By Farooq Kperogi
It used to be that whatever you thought of the Academic Staff Union of Universities (ASUU), you couldn’t help but concede that it was, for the most part, led by people who were principled, who cherished probity, who wasn’t mercenary, who were actuated by higher ideals, and who chafed at fraud.
As people who read me know, Professor Attahiru Jega, probably the most famous president ASUU has had in my lifetime, was my mentor at Bayero University, Kano. And, as my friend Professor Moses Ochonu will testify, as undergraduates, we supported ASUU strikes in the early to mid-1990s—against our own interests—because we were inspired by the sincerity and moral clarity of the leadership of ASUU.

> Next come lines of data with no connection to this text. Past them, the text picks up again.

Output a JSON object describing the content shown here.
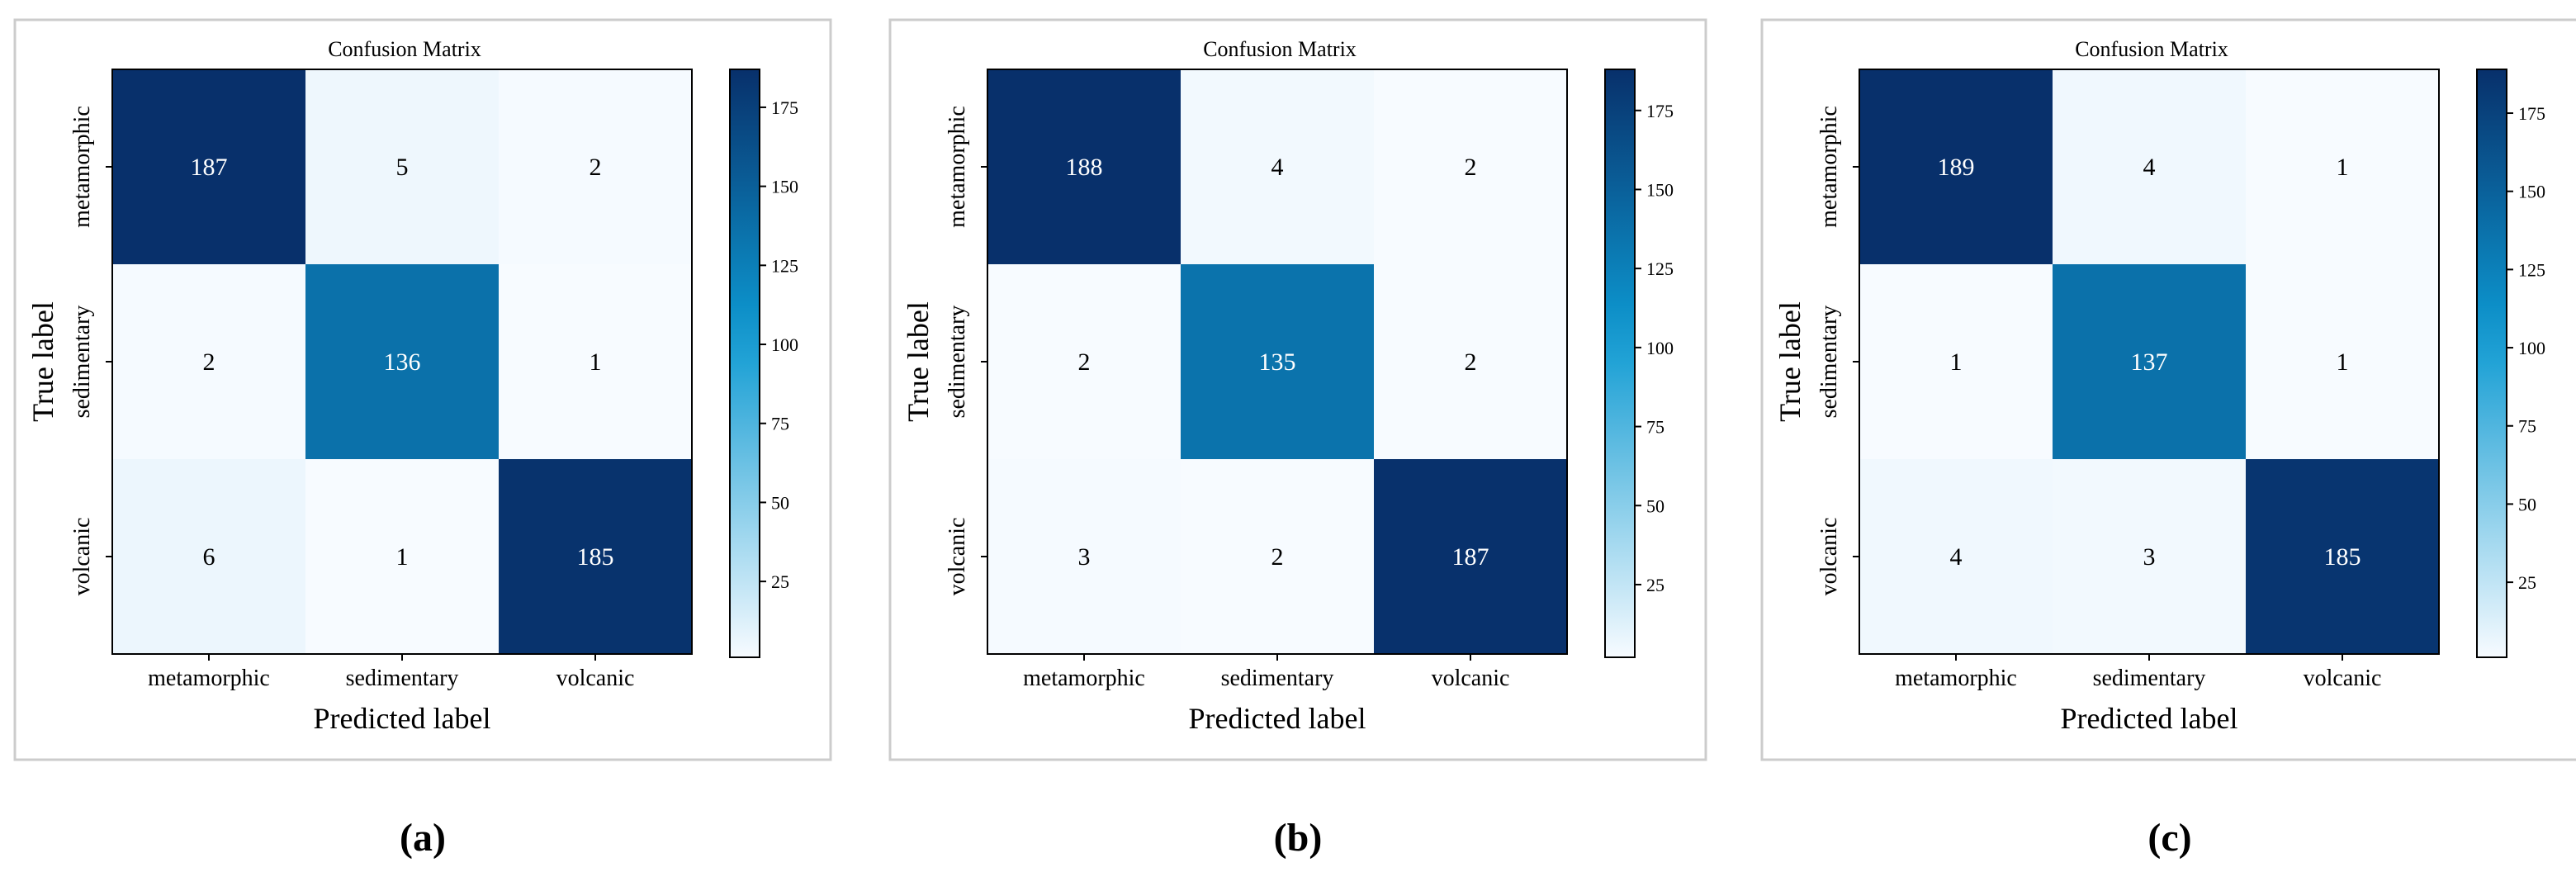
{
  "colors": {
    "low": "#f7fbff",
    "mid": "#0d9ad2",
    "high": "#08306b",
    "frame": "#cccccc",
    "text_dark": "#000000",
    "text_light": "#ffffff"
  },
  "chart_data": [
    {
      "type": "heatmap",
      "panel_label": "(a)",
      "title": "Confusion Matrix",
      "xlabel": "Predicted label",
      "ylabel": "True label",
      "x_categories": [
        "metamorphic",
        "sedimentary",
        "volcanic"
      ],
      "y_categories": [
        "metamorphic",
        "sedimentary",
        "volcanic"
      ],
      "matrix": [
        [
          187,
          5,
          2
        ],
        [
          2,
          136,
          1
        ],
        [
          6,
          1,
          185
        ]
      ],
      "colorbar": {
        "range": [
          1,
          187
        ],
        "ticks": [
          25,
          50,
          75,
          100,
          125,
          150,
          175
        ]
      }
    },
    {
      "type": "heatmap",
      "panel_label": "(b)",
      "title": "Confusion Matrix",
      "xlabel": "Predicted label",
      "ylabel": "True label",
      "x_categories": [
        "metamorphic",
        "sedimentary",
        "volcanic"
      ],
      "y_categories": [
        "metamorphic",
        "sedimentary",
        "volcanic"
      ],
      "matrix": [
        [
          188,
          4,
          2
        ],
        [
          2,
          135,
          2
        ],
        [
          3,
          2,
          187
        ]
      ],
      "colorbar": {
        "range": [
          2,
          188
        ],
        "ticks": [
          25,
          50,
          75,
          100,
          125,
          150,
          175
        ]
      }
    },
    {
      "type": "heatmap",
      "panel_label": "(c)",
      "title": "Confusion Matrix",
      "xlabel": "Predicted label",
      "ylabel": "True label",
      "x_categories": [
        "metamorphic",
        "sedimentary",
        "volcanic"
      ],
      "y_categories": [
        "metamorphic",
        "sedimentary",
        "volcanic"
      ],
      "matrix": [
        [
          189,
          4,
          1
        ],
        [
          1,
          137,
          1
        ],
        [
          4,
          3,
          185
        ]
      ],
      "colorbar": {
        "range": [
          1,
          189
        ],
        "ticks": [
          25,
          50,
          75,
          100,
          125,
          150,
          175
        ]
      }
    }
  ]
}
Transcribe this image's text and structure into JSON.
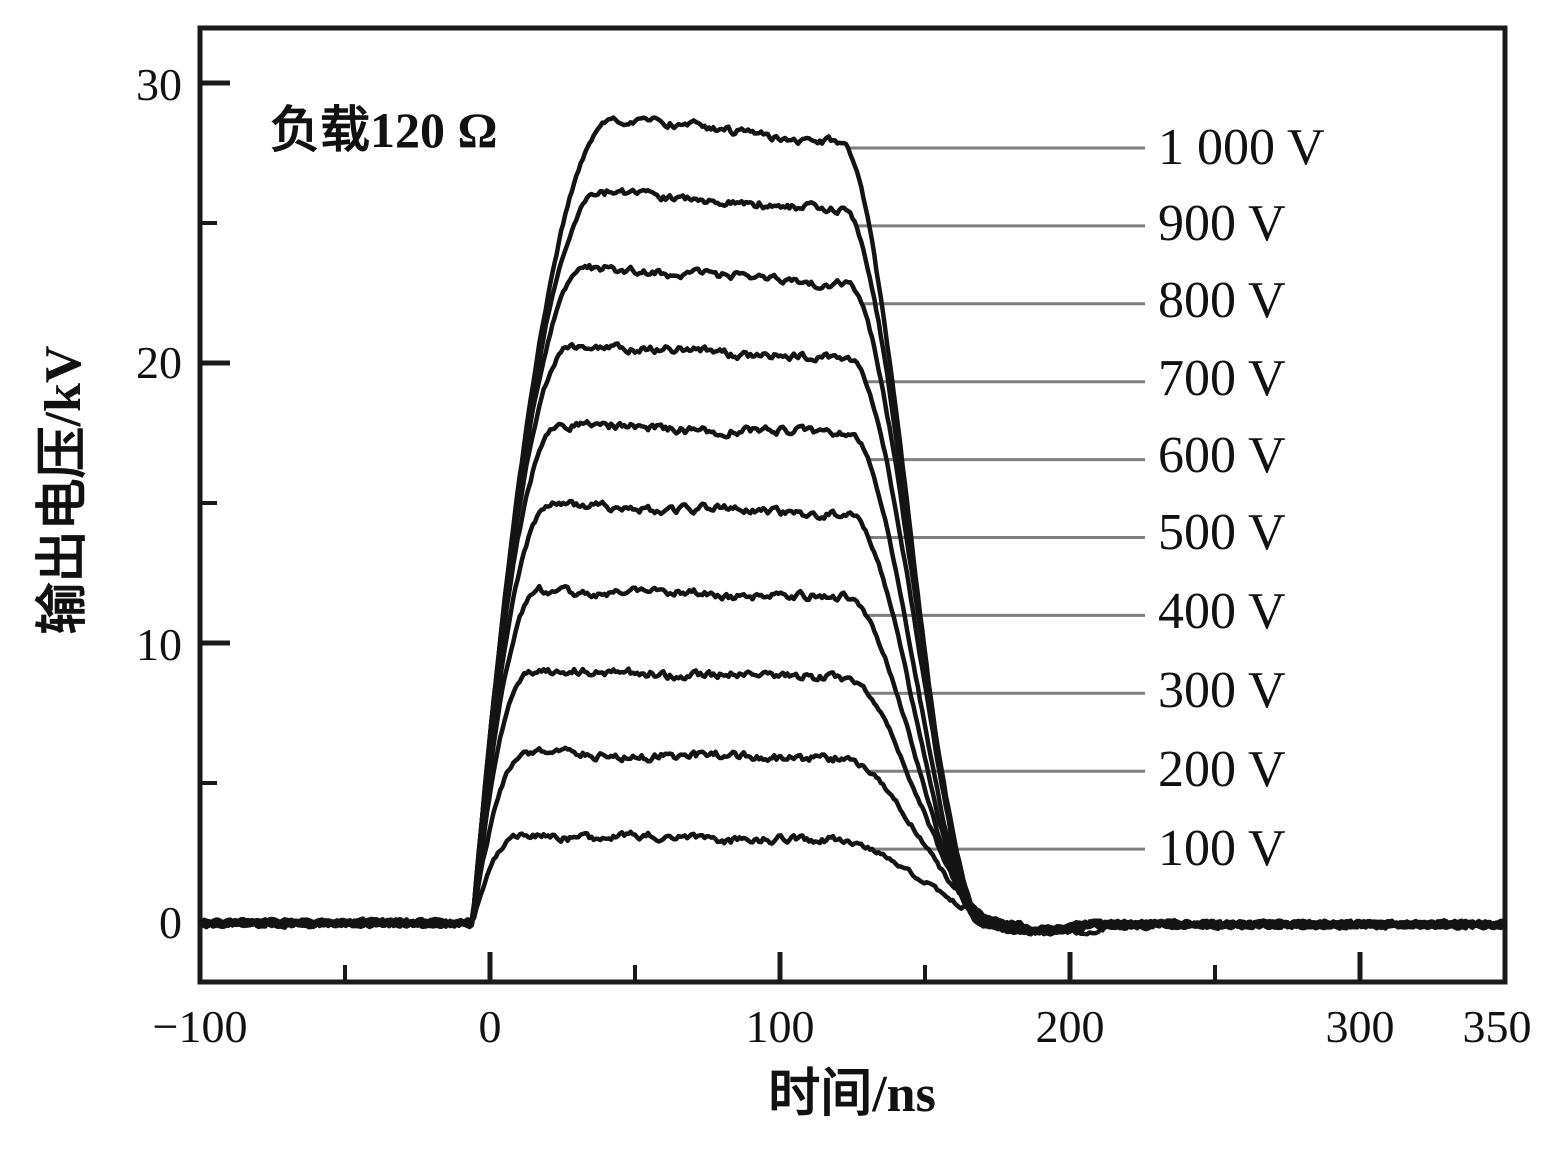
{
  "chart_data": {
    "type": "line",
    "title": "负载120 Ω",
    "xlabel": "时间/ns",
    "ylabel": "输出电压/kV",
    "xlim": [
      -100,
      350
    ],
    "ylim": [
      -2.1,
      32
    ],
    "grid": false,
    "legend_position": "right-side labels with leader lines",
    "x_unit": "ns",
    "y_unit": "kV",
    "x_tick_labels": [
      "−100",
      "0",
      "100",
      "200",
      "300",
      "350"
    ],
    "x_major_ticks": [
      -100,
      0,
      100,
      200,
      300,
      350
    ],
    "x_minor_ticks": [
      -50,
      50,
      150,
      250
    ],
    "y_tick_labels": [
      "30",
      "20",
      "10",
      "0"
    ],
    "y_major_ticks": [
      0,
      10,
      20,
      30
    ],
    "y_minor_ticks": [
      5,
      15,
      25
    ],
    "colors": {
      "background": "#ffffff",
      "axis": "#1a1a1a",
      "curve": "#141414",
      "leader_line": "#7f7f7f",
      "text": "#111111"
    },
    "series": [
      {
        "label": "1 000 V",
        "charging_voltage_V": 1000,
        "plateau_kV": 28.5,
        "peak_kV": 28.75,
        "plateau_end_kV": 27.85,
        "rise_start_ns": -6,
        "rise_dur_ns": 49,
        "fall_start_ns": 121,
        "fall_dur_ns": 48
      },
      {
        "label": "900 V",
        "charging_voltage_V": 900,
        "plateau_kV": 25.9,
        "peak_kV": 26.1,
        "plateau_end_kV": 25.45,
        "rise_start_ns": -6,
        "rise_dur_ns": 44,
        "fall_start_ns": 122,
        "fall_dur_ns": 48
      },
      {
        "label": "800 V",
        "charging_voltage_V": 800,
        "plateau_kV": 23.2,
        "peak_kV": 23.4,
        "plateau_end_kV": 22.85,
        "rise_start_ns": -6,
        "rise_dur_ns": 39,
        "fall_start_ns": 123,
        "fall_dur_ns": 48
      },
      {
        "label": "700 V",
        "charging_voltage_V": 700,
        "plateau_kV": 20.4,
        "peak_kV": 20.6,
        "plateau_end_kV": 20.15,
        "rise_start_ns": -6,
        "rise_dur_ns": 34,
        "fall_start_ns": 124,
        "fall_dur_ns": 47
      },
      {
        "label": "600 V",
        "charging_voltage_V": 600,
        "plateau_kV": 17.6,
        "peak_kV": 17.8,
        "plateau_end_kV": 17.45,
        "rise_start_ns": -6,
        "rise_dur_ns": 30,
        "fall_start_ns": 124,
        "fall_dur_ns": 46
      },
      {
        "label": "500 V",
        "charging_voltage_V": 500,
        "plateau_kV": 14.75,
        "peak_kV": 14.95,
        "plateau_end_kV": 14.6,
        "rise_start_ns": -6,
        "rise_dur_ns": 27,
        "fall_start_ns": 124,
        "fall_dur_ns": 46
      },
      {
        "label": "400 V",
        "charging_voltage_V": 400,
        "plateau_kV": 11.7,
        "peak_kV": 11.9,
        "plateau_end_kV": 11.62,
        "rise_start_ns": -6,
        "rise_dur_ns": 23,
        "fall_start_ns": 123,
        "fall_dur_ns": 48
      },
      {
        "label": "300 V",
        "charging_voltage_V": 300,
        "plateau_kV": 8.8,
        "peak_kV": 9.0,
        "plateau_end_kV": 8.78,
        "rise_start_ns": -6,
        "rise_dur_ns": 20,
        "fall_start_ns": 122,
        "fall_dur_ns": 52
      },
      {
        "label": "200 V",
        "charging_voltage_V": 200,
        "plateau_kV": 5.9,
        "peak_kV": 6.05,
        "plateau_end_kV": 5.88,
        "rise_start_ns": -6,
        "rise_dur_ns": 18,
        "fall_start_ns": 121,
        "fall_dur_ns": 56
      },
      {
        "label": "100 V",
        "charging_voltage_V": 100,
        "plateau_kV": 3.0,
        "peak_kV": 3.12,
        "plateau_end_kV": 2.96,
        "rise_start_ns": -6,
        "rise_dur_ns": 16,
        "fall_start_ns": 119,
        "fall_dur_ns": 62
      }
    ]
  }
}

ASUU managed to cultivate the image of an admirable oasis in Nigeria’s desert of moral putrefaction. Although ASUU’s reputational capital has diminished considerably in the public imagination because of the mind-numbing creativity deficit and mechanical sameness of its strategies for engaging with the government, its reluctance to be part of the conversation for instructional accountability among its members, and what appears to be its penchant for providing cover for its erring members, many of us still respect it as a force for good in the Nigerian university system.
Then comes FUTO ASUU, which has chosen to make itself a shameless accessory to manifestly crying intellectual fraud in its own university. A serving minister who isn’t and was never employed by FUTO, who can’t legally take a new job, who ATBU, his former university, didn’t find worthy to promote to a Senior Lecturer, who lied about being an Associate Professor at a Saudi university when he was actually an assistant professor there, whose scholarly and pedagogical records are both too thin and too dodgy to be even an associate professor was fraudulently “promointed” (i.e., promoted and or appointed because FUTO has no earthly clue what the heck they did!) to a fraudfessorship in an unprecedented violation of age-old conventions. And what did FUTO ASUU do? It stamped its intellectual imprimatur on the fraud!
FUTO ASUU empaneled a bunch of unprincipled characters to “investigate” Pantami’s professorial fraud. Instead of actually investigating the fraud, the panel members probably just blabbered and drank cheap ogogoro in the misery of their offices and rubber-stamped a self-evident intellectual misconduct.
Now, if it is two-bit, mercenary, anti-intellectual thugs like FUTO ASUU members who now constitute the core of ASUU, the union doesn’t deserve the support of any person who cherishes decency.
Incidentally, an ASUU member by the name of Sunday Adole Jonah of the Department of Physics, Federal University of Technology, Minna, sent me a half-joking, half-serious email on November 4 that reads in part, “No doubt about it, you don patapata be public-opinion influencer. If no be you, government for no agree to pay ASUU one kobo more and ASUU for dey strike by now.”
He was talking about my September 25, 2021 column titled “Adamu Adamu, ASUU Must Not Strike Again!” where I used my familiarity with Malam Adamu Adamu to passionately plead that the government not allow ASUU to go on another strike. Of course, Professor Jonah was exaggerating. I am not nearly that important. And this is no false modesty. I think it was just a coincidence that the government’s positive response to ASUU’s demands, which I didn’t know about, came after my column.
But on the off chance that my intervention even remotely had anything to do with it, I’d want to deploy it to also plead with the national ASUU to probe its FUTO branch.
There’s a lot of unbearably malodorous ethical stench wafting through the air of FUTO, and FUTO ASUU is now at the center of the rot that’s causing this. If the national body still gives a thought to its image and needs ethical allies outside its fold, it must intervene. Now, let FUTO sue me! I’m begging and waiting.